On 29 January 2013 19:29, Bogdan Iosif <bogdan.io...@gmail.com> wrote:

> bogdan: Thanks for this info. I was under the impression the SystemID is
> used by OTRS only when deciding which emails to process from an assigned
> inbox via PostMaster
>

It is, but that would mean it wouldn't be able to process incoming emails
from the other OTRS system, the system ID gets embedded in the full ticket
"number", the system ID is primarily used to allow separate OTRS systems to
send emails back and forth (assuming the system IDs are different) without
screwing up other tickets already in your database.

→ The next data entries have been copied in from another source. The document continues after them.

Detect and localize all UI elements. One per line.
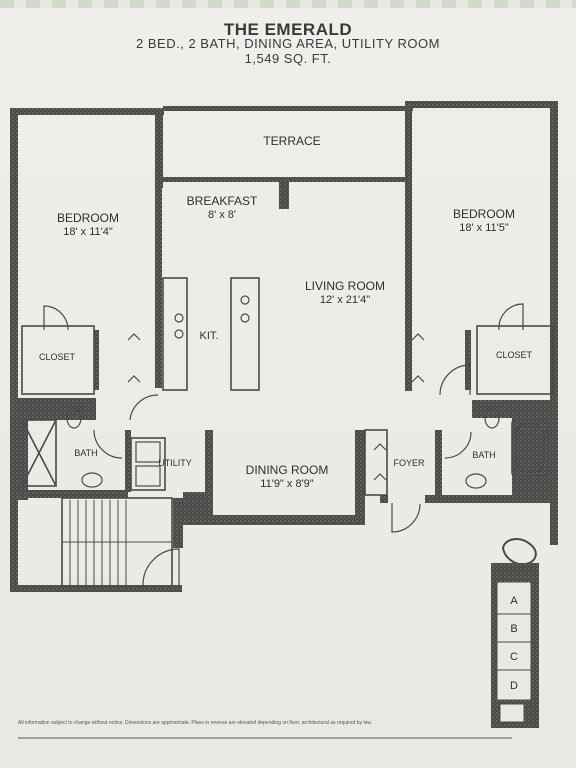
locker-label-a: A	[510, 595, 518, 607]
bedroom-left-dimensions: 18' x 11'4"	[63, 226, 113, 238]
sink-icon	[81, 472, 103, 488]
toilet-icon	[484, 407, 500, 429]
closet-left-label: CLOSET	[39, 352, 76, 362]
storage-lockers: A B C D	[491, 538, 539, 728]
kitchen-label: KIT.	[200, 330, 219, 342]
bedroom-right-dimensions: 18' x 11'5"	[459, 222, 509, 234]
terrace-label: TERRACE	[263, 134, 320, 148]
breakfast-label: BREAKFAST	[187, 194, 258, 208]
outer-walls	[10, 101, 558, 592]
door-swings	[43, 303, 524, 586]
plan-title: THE EMERALD	[223, 22, 353, 36]
locker-label-b: B	[510, 623, 517, 635]
toilet-icon	[66, 407, 82, 429]
plan-header: THE EMERALD 2 BED., 2 BATH, DINING AREA,…	[0, 22, 576, 66]
stairs	[62, 500, 172, 585]
bath-right-label: BATH	[472, 450, 495, 460]
thin-partitions	[21, 277, 554, 587]
utility-label: UTILITY	[158, 458, 192, 468]
sink-icon	[465, 473, 487, 489]
dining-room-label: DINING ROOM	[246, 463, 329, 477]
foyer-label: FOYER	[393, 458, 425, 468]
closet-right-label: CLOSET	[496, 350, 533, 360]
top-edge-strip	[0, 0, 576, 8]
fixtures	[65, 295, 501, 489]
plan-subtitle: 2 BED., 2 BATH, DINING AREA, UTILITY ROO…	[136, 36, 440, 51]
bath-left-label: BATH	[74, 448, 97, 458]
disclaimer-footnote: All information subject to change withou…	[18, 720, 373, 726]
locker-label-d: D	[510, 680, 518, 692]
bedroom-left-label: BEDROOM	[57, 211, 119, 225]
living-room-label: LIVING ROOM	[305, 279, 385, 293]
room-labels: TERRACE BREAKFAST 8' x 8' BEDROOM 18' x …	[39, 134, 533, 490]
bedroom-right-label: BEDROOM	[453, 207, 515, 221]
living-room-dimensions: 12' x 21'4"	[320, 294, 370, 306]
dining-room-dimensions: 11'9" x 8'9"	[260, 478, 313, 490]
breakfast-dimensions: 8' x 8'	[208, 209, 236, 221]
locker-label-c: C	[510, 651, 518, 663]
plan-square-footage: 1,549 SQ. FT.	[244, 51, 332, 66]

> bogdan: Let me just clarify what I mean. I assumed OTRS *requires* "sticky
> user sessions" (aka all http request/responses from a given user session
> need to pass through the same app server). This is required by web apps
> that hold user session data in memory or on disk between http
> request/responses. I assumed OTRS requires "sticky user sessions" because I
> saw a lot of generated files in /var subdirs.
>
> Can I conclude OTRS actually stores *all* user session specific data in
> the database, between response/requests? My impression was that it stores
> just a list of sessions so that an admin can see them in the admin UI.
>

That is what I have always assumed, if you look in the sessions table in
the DB in the session_value column you can see that there is all of the
user's configuration in one big string.


> bogdan: I'll explain what I meant. Many apps supporting heavy concurrent
> usage implement entity versioning. This means that when the app reads a
> document from the db (such as a ticket) it also reads its version. The user
> changes the entity in the web UI and when the user saves the change the app
> first checks the version of the entity to ensure it is still the same as
> when it was initially read. If the versions differ, the app either throws
> an error or does something more elegant to reconcile the differences.
> What's important is that in this way the app protects against silently
> losing changes. I was aiming to find if OTRS does entity versioning when I
> asked "Does last db write always win?" and I mainly asked because I saw
> many tables saving a change time for each row. The change time could be
> used for entity versioning.
>

OTRS isn't that "clever" and certainly doesn't do versioning. Many tables
are updated when the data is added to a ticket as it's not stored in one
big flat table.

>
> bogdan: I think it's self obvious it's not practical to store attachments
> in the db when you obtain a db that's 90% attachments and 10% everything
> else. I would like to store this db on fast storage and it's hard to obtain
> budget for high capacity ssds when most of the data on them is dead weight.
> Backup management would become a pain, some queries would be heavily
> impacted and all db operations (moving to qa/dev envs, etc) would be
> unreasonably slowed down by such a large db. OTRS's official docs also
> acknowledge this practical matter.
>

Yep, but like I said there is nothing stopping you from doing it, but it
does have it's drawbacks. Like David said if you are going to store this on
disk then you will need to use a cluster filesystem, and I'm not entirely
sure how this will work with multiple front end servers, hence why storing
it in the DB (even given its "issues") would be the easier option as the
frontend doesn't need to worry about being able to access the filesystem,
it's all in the one place.

It might be worth contacting OTRS support directly to see if they do have
load balanced implementations and whether they would share any of the
implementation details (can't help but to ask), but if you are going to
have such a large installation anyway then it may be worthwhile taking out
official support should you run into any issues with the implementation, at
least then you are guaranteed help on the end of a phone.